Conclusion du chapitre premier

Implicitement, le poème dresse un constat d’échec. Alors que l’individu recherche, dans ses relations lignagères, un appui, il découvre que celles-ci ne possèdent pas tous les pouvoirs espérés et peuvent laisser naître de nouveaux dangers. Selon une évolution constante dans l’œuvre, l’action héroïque, tributaire d’une exigence de perfection, s’inscrit dans une dimension de plus en plus restreinte. Cette situation aboutit à transformer la volonté initiale du protagoniste en un désir d’engagement absolu pour la revendication de ses droits et la réunification de la famille. On peut noter, par ailleurs, que le personnage du héros dans Lion de Bourges se trouve fortement caractérisé par cette exigence, qui le démarque des autres acteurs de l’intrigue : figures emblématiques de la littérature épique, Ogier et Naimes, malgré leur réticence à combattre un « cousin », finissent par se plier aux ordres de l’empereur, tandis que Lion reste inflexible.

Si l’on ne peut contester la pondération apportée par Naimes et Ogier dans la résolution du conflit entre Charlemagne et Lion, on ne peut néanmoins oublier que celle-ci est le fruit de l’intervention divine : c’est un ange qui recommande à l’empereur de conclure la paix avec son vassal.
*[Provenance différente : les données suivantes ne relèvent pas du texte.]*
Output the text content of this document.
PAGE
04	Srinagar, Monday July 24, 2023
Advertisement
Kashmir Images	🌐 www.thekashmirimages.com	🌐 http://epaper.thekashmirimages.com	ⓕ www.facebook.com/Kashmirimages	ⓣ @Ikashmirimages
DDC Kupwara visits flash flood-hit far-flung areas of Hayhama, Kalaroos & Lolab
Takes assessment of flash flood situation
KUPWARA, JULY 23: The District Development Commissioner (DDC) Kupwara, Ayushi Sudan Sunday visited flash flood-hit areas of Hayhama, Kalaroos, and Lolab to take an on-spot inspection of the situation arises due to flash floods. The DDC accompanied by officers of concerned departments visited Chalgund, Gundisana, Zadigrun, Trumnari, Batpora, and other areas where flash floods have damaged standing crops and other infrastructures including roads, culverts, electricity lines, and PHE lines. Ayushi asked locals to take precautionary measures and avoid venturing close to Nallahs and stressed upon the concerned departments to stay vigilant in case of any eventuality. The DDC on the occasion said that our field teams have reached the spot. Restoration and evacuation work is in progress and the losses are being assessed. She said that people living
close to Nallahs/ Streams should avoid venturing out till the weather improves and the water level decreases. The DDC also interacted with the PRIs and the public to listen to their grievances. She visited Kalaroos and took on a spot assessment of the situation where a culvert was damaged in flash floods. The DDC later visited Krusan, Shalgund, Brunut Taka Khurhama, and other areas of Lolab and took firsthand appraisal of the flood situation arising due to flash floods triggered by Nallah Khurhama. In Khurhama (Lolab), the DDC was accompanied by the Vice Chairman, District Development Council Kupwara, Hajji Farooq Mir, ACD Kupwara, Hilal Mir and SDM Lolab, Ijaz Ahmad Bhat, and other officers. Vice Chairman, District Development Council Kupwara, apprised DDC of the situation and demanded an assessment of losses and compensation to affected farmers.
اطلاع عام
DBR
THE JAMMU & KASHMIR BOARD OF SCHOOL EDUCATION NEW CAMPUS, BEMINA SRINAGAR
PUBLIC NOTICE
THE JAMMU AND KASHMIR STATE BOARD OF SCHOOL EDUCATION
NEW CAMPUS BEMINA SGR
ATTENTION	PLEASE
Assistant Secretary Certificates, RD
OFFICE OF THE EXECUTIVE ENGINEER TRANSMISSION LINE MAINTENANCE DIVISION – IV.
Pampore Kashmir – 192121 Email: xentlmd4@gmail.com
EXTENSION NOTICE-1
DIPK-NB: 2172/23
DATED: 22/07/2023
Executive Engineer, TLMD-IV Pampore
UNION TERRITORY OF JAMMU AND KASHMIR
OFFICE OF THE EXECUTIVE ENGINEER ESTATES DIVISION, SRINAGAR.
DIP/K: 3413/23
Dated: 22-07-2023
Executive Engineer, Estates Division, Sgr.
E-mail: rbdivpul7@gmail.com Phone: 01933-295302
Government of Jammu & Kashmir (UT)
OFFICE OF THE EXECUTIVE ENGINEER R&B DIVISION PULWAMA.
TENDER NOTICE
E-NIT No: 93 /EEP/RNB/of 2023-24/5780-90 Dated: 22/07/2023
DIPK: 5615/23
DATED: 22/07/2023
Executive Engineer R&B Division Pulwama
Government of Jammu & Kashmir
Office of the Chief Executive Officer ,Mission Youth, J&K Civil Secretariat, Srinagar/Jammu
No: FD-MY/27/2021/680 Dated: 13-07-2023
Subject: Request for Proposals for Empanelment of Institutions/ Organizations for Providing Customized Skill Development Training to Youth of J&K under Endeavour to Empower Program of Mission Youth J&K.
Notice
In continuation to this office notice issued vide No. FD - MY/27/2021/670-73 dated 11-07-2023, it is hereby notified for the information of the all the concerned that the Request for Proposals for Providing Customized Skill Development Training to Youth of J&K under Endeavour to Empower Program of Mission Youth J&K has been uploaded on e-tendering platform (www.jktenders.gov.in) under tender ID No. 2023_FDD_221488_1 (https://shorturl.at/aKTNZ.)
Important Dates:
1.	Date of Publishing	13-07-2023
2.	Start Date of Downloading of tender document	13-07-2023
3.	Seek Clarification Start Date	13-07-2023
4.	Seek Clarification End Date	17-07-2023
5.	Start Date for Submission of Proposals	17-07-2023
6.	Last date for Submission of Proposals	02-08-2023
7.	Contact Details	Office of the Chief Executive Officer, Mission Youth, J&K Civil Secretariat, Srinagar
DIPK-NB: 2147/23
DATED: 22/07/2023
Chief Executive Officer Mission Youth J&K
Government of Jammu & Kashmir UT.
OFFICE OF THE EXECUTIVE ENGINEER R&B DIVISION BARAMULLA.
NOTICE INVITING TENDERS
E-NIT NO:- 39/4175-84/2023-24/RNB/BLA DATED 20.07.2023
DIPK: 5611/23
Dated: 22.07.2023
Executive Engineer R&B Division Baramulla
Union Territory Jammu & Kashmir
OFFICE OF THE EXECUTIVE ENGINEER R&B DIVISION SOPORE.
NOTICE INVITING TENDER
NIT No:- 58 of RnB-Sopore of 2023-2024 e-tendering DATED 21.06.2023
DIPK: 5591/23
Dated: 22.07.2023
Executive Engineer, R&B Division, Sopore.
Cette issue s’inscrit dans la tonalité majeure de l’œuvre, visant à situer l’autorité du pouvoir royal sous celle du Tout-Puissant, et l’accomplissement de toute destinée terrestre dans la main de Dieu. Ce ne sont que les premiers jalons d’une idéologie qui imprègne la totalité de l’œuvre. Encore faut-il, pour que l’homme puisse accepter sa position dans l’ordre du monde, qu’il parcoure un long chemin. Mais, avant qu’il ne parvienne au terme de son parcours initiatique, il doit connaître une lente maturation. C’est ainsi que la prise de conscience qui s’opère alors chez le héros – principalement Lion – doit encore, à ce stade, se comprendre en termes d’accomplissement d’une destinée terrestre, incluant notamment la réunification de la famille et la restauration de l’ordre. Le fait de constater que l’action des relations lignagères, trop prisonnières du système féodo-vassalique, ne saurait dépasser les limites d’un univers clos – l’univers épique marqué par la figure impériale – conduit le chevalier à chercher, dans un entourage plus restreint sa protection, mais aussi une réponse à son désir d’engagement. Déjà, les engagements guerriers des protagonistes au service de la chrétienté, principalement dans les royaumes du Proche Orient, traduisaient un désengagement à l’égard du vieil idéal épique. Cela laisse entrevoir qu’une nouvelle conception de l’homme est à l’œuvre dans Lion de Bourges, reposant à la fois sur une liberté de choix et une tendance à l’individualisation du personnage.